California's Adult Use of Marijuana Act could have ramifications far beyond the state's borders

Last week California‘s pot legalization initiative, the Adult Use of Marijuana Act, qualified for the ballot in November, setting the stage for a vote that will have ramifications far beyond California’s borders.

There are several reasons why if the AUMA passes, it will make California the heaviest domino to fall in the nationwide effort to legalize marijuana, the most obvious being the state’s size and the sheer number of people who would have access to legal weed. One in 10 Americans lives in California, while the Los Angeles basin alone is home to more people than Colorado, Oregon, Washington and Alaska — the four states that have so far legalized adult use marijuana — combined. California also has the sixth largest economy in the world, allowing the rest of the country to draw solid conclusions about the financial impact of legalization.

The Golden State is also known as a trendsetter with the power to break down stereotypes. Having pioneered medical marijuana in 1996, California is a leading exporter of cannabis policy and culture. If California legalizes, the way it goes about doing so will set a standard going forward for other local and national governments to follow.

“It really is the state that wags the tail of the nation, so if California’s 55 senators and representatives in Congress were to be in favor of legalization, then it would be a total dynamic change,” says Allen St. Pierre, executive director of the National Organization for the Reform of Marijuana Laws, or NORML. Other states like Colorado and Washington give us models of how legalization can look, he continues, “but none of them has enough national sway so as to be the template for the rest of the country where possible.”

California influences other states, as well the federal government. “We see California as a tipping point to end federal prohibition,” says Lynne Lyman, California state director for the Drug Policy Alliance. If legalization passes, overnight a plurality of the United States population will reside within cannabis-legal states, and the federal government will be forced to reckon with the “marijuana question,” she says. Moreover, California can make the biggest difference in regard to international drug cartels, especially in Mexico. “Colorado has begun to undermine the marijuana cartels, but I think [legalization] in California might cut their legs out from under them,” Lyman adds.

California will become the new “gold standard” for legalization, she says. Other states can look to California for guidance on cannabis revenue allocation, community assessment, environmental protection, anti-monopoly provisions, drug education for juvenile possession of cannabis, expunging marijuana convictions and banning regulators from denying licenses to those with prior drug felonies.

First and foremost, the AUMA would legalize cannabis for adults 21 and older.
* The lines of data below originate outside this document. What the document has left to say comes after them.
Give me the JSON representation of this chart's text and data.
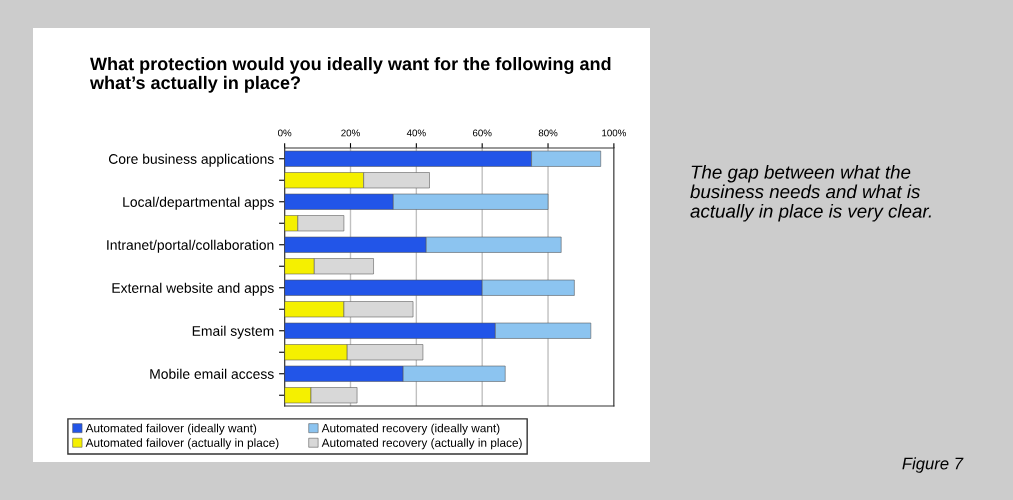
{
  "chart_data": {
    "type": "bar",
    "orientation": "horizontal",
    "stacked": true,
    "title": "What protection would you ideally want for the following and what’s actually in place?",
    "categories": [
      "Core business applications",
      null,
      "Local/departmental apps",
      null,
      "Intranet/portal/collaboration",
      null,
      "External website and apps",
      null,
      "Email system",
      null,
      "Mobile email access",
      null
    ],
    "series": [
      {
        "name": "Automated failover (ideally want)",
        "color": "#2255e8",
        "values": [
          75,
          null,
          33,
          null,
          43,
          null,
          60,
          null,
          64,
          null,
          36,
          null
        ]
      },
      {
        "name": "Automated recovery (ideally want)",
        "color": "#8cc4f0",
        "values": [
          21,
          null,
          47,
          null,
          41,
          null,
          28,
          null,
          29,
          null,
          31,
          null
        ]
      },
      {
        "name": "Automated failover (actually in place)",
        "color": "#f5f000",
        "values": [
          null,
          24,
          null,
          4,
          null,
          9,
          null,
          18,
          null,
          19,
          null,
          8
        ]
      },
      {
        "name": "Automated recovery (actually in place)",
        "color": "#d8d8d8",
        "values": [
          null,
          20,
          null,
          14,
          null,
          18,
          null,
          21,
          null,
          23,
          null,
          14
        ]
      }
    ],
    "xlim": [
      0,
      100
    ],
    "xticks": [
      {
        "value": 0,
        "label": "0%"
      },
      {
        "value": 20,
        "label": "20%"
      },
      {
        "value": 40,
        "label": "40%"
      },
      {
        "value": 60,
        "label": "60%"
      },
      {
        "value": 80,
        "label": "80%"
      },
      {
        "value": 100,
        "label": "100%"
      }
    ],
    "grid": "x",
    "legend": "bottom",
    "annotations": [
      "The gap between what the business needs and what is actually in place is very clear.",
      "Figure 7"
    ]
  }
}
In doing so, it would also herald a new economic program to offset the effects of prohibition and the Drug War. If passed, the measure would impose a 15 percent retail tax on cannabis, projected to generate up to $1 billion in revenue, as well as $100 million annual savings, to fund public university research on legalization ($10 million), DUI protocols ($3 million), medical cannabis research ($2 million) and support for communities most devastated by the Drug War ($50 million over five years). Everything left over would go to environmental cleanup from illegal grows (20 percent), law enforcement (20 percent) and youth drug prevention, treatment and education (60 percent).

The initiative would set up 19 different kinds of licenses for various sized growing operations, retailers and small-scale micro-businesses, such as “bud-and-breakfasts” with an on-site grow operations. Licenses for the largest scale cultivators would be banned for the initial five years of the program to offset immediate monopoly interests.